Nasser Al-Khelaïfi a perdu patience. Huit ans de discussions stériles avec la mairie PS d’Anne Hidalgo, et voilà le qatari qui enclenche le plan B : un stade flambant neuf à Massy ou Poissy, opérationnel fin 2026. Les municipales approchent, et les supporters parisiens y voient un espoir. Erreur fatale. Une victoire d’Emmanuel Grégoire (28% au premier tour) ne débloquerait rien. Au contraire, elle cristalliserait l’immobilisme : le dauphin d’Hidalgo parle de « bail long encadré » et de « droit de rachat prioritaire » pour la Ville, mais sans conviction ferme ni calendrier.

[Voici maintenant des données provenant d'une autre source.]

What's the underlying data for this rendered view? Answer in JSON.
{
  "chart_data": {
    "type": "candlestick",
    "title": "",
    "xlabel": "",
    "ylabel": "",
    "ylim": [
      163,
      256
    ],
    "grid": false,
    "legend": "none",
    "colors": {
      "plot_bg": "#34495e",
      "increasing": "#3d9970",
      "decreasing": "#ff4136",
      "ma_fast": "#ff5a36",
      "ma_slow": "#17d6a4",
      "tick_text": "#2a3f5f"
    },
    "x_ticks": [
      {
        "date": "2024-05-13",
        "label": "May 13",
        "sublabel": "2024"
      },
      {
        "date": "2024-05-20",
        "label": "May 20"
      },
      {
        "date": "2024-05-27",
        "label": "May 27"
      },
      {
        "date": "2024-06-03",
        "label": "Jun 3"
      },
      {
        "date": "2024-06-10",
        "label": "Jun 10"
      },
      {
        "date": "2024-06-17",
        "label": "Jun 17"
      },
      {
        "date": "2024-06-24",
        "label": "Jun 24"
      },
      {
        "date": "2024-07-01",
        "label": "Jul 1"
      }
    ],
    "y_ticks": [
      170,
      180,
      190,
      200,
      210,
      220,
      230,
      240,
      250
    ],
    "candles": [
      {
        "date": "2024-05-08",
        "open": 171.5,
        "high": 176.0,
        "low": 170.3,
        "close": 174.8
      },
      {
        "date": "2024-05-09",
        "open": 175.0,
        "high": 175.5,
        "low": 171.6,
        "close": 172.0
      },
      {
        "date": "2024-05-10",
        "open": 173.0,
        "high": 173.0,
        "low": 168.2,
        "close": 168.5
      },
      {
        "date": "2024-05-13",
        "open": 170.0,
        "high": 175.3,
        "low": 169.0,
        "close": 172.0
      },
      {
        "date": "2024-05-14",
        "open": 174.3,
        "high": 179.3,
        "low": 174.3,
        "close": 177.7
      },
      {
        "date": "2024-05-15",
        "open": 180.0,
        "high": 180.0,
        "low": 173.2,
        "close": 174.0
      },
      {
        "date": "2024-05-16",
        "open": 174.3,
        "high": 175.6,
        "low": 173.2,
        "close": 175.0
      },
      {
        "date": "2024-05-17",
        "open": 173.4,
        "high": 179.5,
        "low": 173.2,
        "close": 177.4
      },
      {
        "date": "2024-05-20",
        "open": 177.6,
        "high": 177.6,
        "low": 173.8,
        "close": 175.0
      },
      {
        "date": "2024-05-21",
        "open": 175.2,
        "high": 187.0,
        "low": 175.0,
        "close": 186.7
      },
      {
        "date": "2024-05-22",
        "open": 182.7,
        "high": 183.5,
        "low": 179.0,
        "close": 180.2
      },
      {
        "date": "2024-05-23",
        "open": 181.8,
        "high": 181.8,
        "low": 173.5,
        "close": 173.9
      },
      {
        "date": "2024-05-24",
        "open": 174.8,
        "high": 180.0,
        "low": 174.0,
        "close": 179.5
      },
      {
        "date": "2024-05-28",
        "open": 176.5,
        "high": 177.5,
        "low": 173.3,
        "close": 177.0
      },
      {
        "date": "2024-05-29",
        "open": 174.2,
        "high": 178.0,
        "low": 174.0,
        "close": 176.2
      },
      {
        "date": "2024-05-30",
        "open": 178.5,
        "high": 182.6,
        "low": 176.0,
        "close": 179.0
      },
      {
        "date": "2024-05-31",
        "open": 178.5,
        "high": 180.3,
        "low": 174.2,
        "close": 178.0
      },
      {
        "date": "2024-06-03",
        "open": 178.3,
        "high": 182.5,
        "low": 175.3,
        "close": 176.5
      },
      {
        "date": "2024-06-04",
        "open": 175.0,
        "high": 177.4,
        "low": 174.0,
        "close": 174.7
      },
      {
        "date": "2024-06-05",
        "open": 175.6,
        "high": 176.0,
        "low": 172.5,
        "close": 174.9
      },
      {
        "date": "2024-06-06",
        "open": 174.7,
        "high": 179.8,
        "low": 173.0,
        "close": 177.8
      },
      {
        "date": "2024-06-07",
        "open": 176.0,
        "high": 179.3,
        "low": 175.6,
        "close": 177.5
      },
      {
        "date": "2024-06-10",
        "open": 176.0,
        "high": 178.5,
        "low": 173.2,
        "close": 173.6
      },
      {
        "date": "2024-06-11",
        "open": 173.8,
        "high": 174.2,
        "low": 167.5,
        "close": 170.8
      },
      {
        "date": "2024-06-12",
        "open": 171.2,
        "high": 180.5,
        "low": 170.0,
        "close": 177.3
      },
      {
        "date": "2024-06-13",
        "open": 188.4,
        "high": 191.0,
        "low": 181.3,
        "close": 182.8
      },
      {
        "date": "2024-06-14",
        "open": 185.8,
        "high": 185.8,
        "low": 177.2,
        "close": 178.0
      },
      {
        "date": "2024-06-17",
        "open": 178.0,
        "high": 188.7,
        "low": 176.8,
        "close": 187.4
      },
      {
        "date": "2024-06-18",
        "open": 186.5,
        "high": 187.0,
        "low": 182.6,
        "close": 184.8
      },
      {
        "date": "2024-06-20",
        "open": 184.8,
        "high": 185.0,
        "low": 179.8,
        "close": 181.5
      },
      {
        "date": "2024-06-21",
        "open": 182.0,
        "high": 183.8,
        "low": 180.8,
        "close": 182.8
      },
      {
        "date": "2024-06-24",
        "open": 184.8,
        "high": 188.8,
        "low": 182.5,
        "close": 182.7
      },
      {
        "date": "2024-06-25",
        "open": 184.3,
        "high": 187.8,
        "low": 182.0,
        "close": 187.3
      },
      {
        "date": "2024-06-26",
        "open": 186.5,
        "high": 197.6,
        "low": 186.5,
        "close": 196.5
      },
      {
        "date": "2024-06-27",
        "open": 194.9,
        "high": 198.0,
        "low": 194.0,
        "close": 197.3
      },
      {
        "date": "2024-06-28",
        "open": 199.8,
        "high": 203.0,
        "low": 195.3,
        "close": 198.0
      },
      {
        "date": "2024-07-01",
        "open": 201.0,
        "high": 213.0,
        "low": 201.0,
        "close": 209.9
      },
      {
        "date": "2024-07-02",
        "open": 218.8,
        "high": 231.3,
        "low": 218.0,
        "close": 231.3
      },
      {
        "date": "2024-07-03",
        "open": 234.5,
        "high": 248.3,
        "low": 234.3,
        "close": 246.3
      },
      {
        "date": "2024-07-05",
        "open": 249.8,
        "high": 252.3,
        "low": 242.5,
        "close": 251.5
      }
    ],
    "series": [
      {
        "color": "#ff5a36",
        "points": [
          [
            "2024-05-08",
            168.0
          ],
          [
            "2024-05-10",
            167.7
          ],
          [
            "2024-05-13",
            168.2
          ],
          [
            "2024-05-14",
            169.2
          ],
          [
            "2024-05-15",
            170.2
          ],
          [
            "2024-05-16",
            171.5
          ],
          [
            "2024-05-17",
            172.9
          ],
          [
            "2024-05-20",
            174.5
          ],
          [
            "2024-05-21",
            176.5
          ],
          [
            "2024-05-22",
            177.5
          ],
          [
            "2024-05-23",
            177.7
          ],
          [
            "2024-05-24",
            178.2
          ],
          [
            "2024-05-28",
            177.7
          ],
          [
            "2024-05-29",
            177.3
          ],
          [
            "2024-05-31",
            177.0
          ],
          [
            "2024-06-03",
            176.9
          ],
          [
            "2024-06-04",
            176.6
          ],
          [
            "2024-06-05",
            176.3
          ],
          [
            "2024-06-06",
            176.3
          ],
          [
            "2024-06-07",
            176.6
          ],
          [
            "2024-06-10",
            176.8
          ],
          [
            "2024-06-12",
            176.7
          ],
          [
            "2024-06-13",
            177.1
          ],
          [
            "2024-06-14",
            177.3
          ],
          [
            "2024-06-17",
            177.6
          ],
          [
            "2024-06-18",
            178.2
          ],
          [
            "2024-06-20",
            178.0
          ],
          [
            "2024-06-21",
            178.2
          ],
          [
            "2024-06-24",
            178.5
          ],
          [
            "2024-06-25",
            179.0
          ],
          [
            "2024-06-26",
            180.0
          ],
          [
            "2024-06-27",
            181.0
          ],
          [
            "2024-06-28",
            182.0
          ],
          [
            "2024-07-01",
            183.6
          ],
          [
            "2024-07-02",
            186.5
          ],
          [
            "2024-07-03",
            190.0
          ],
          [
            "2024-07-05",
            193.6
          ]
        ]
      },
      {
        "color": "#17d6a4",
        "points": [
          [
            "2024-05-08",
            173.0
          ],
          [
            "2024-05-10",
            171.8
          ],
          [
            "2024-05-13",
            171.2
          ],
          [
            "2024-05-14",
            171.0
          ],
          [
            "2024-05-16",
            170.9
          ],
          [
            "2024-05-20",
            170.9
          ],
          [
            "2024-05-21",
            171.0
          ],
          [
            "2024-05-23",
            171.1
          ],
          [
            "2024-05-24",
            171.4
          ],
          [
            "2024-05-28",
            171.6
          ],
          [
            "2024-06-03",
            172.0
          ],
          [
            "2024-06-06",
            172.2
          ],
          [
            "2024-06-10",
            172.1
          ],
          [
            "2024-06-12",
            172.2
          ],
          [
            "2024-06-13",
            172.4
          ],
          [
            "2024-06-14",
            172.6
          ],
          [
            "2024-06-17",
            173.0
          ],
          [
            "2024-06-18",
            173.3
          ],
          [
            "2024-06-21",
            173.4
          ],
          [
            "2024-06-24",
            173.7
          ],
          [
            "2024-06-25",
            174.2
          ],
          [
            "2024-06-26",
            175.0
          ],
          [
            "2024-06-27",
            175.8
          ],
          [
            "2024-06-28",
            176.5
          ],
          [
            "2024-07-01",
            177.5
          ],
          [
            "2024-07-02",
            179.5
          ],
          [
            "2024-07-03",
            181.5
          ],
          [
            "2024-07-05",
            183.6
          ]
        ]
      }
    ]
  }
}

La gauche divisée, QSI déjà ailleurs

Grégoire veut bien un projet mixte – stade, jardin, commerces – mais ses partenaires écologistes du Printemps parisien posent des lignes rouges : pas de vente pure, pas de perte de contrôle public. Ajoutez LFI avec Sophia Chikirou, farouchement opposée à tout « bradage », et RN dans le même camp, et vous obtenez un Conseil de Paris paralysé. Même élu, le candidat PS devra batailler pour un simple mandat de négociation, multipliant les réunions sans issue. Rachida Dati (LR), à égalité potentielle au second tour, promettait l’inverse : talks immédiates pour une cession contre un « village PSG ». 61% des Parisiens, las du cirque, plébiscitent pourtant la vente.

Ce scénario catastrophe accélère l’exode qatari. Le Parc, icône du foot hexagonal, craque de partout : vétusté, affluence en berne, travaux cosmétiques insuffisants. QSI, pragmatique, mise sur un arène moderne de 60 000 places, libérée des chaînes administratives. Chelsea en Ligue des Champions mardi au Parc ? Peut-être l’un des derniers grands rendez-vous dans l’antre historique. Lens, leader surprise en L1, guette : une défaite parisienne amplifierait le fiasco. Grégoire table sur des « bases saines », mais le timing est un ennemi impitoyable.

Pour les supporters, c’est la douche froide. Rester au Parc, symbole d’une gloire passée ? Ou migrer vers un temple futuriste, reflet d’une ambition sans limites ? Une gauche unie aux municipales signerait l’arrêt de mort du dossier, confiant QSI dans ses plans alternatifs. Les urnes tranchent dimanche, mais le PSG, lui, a déjà plié bagage mentalement. La Canebière politique enterre un rêve phocéen, au profit d’un horizon radicalement neuf.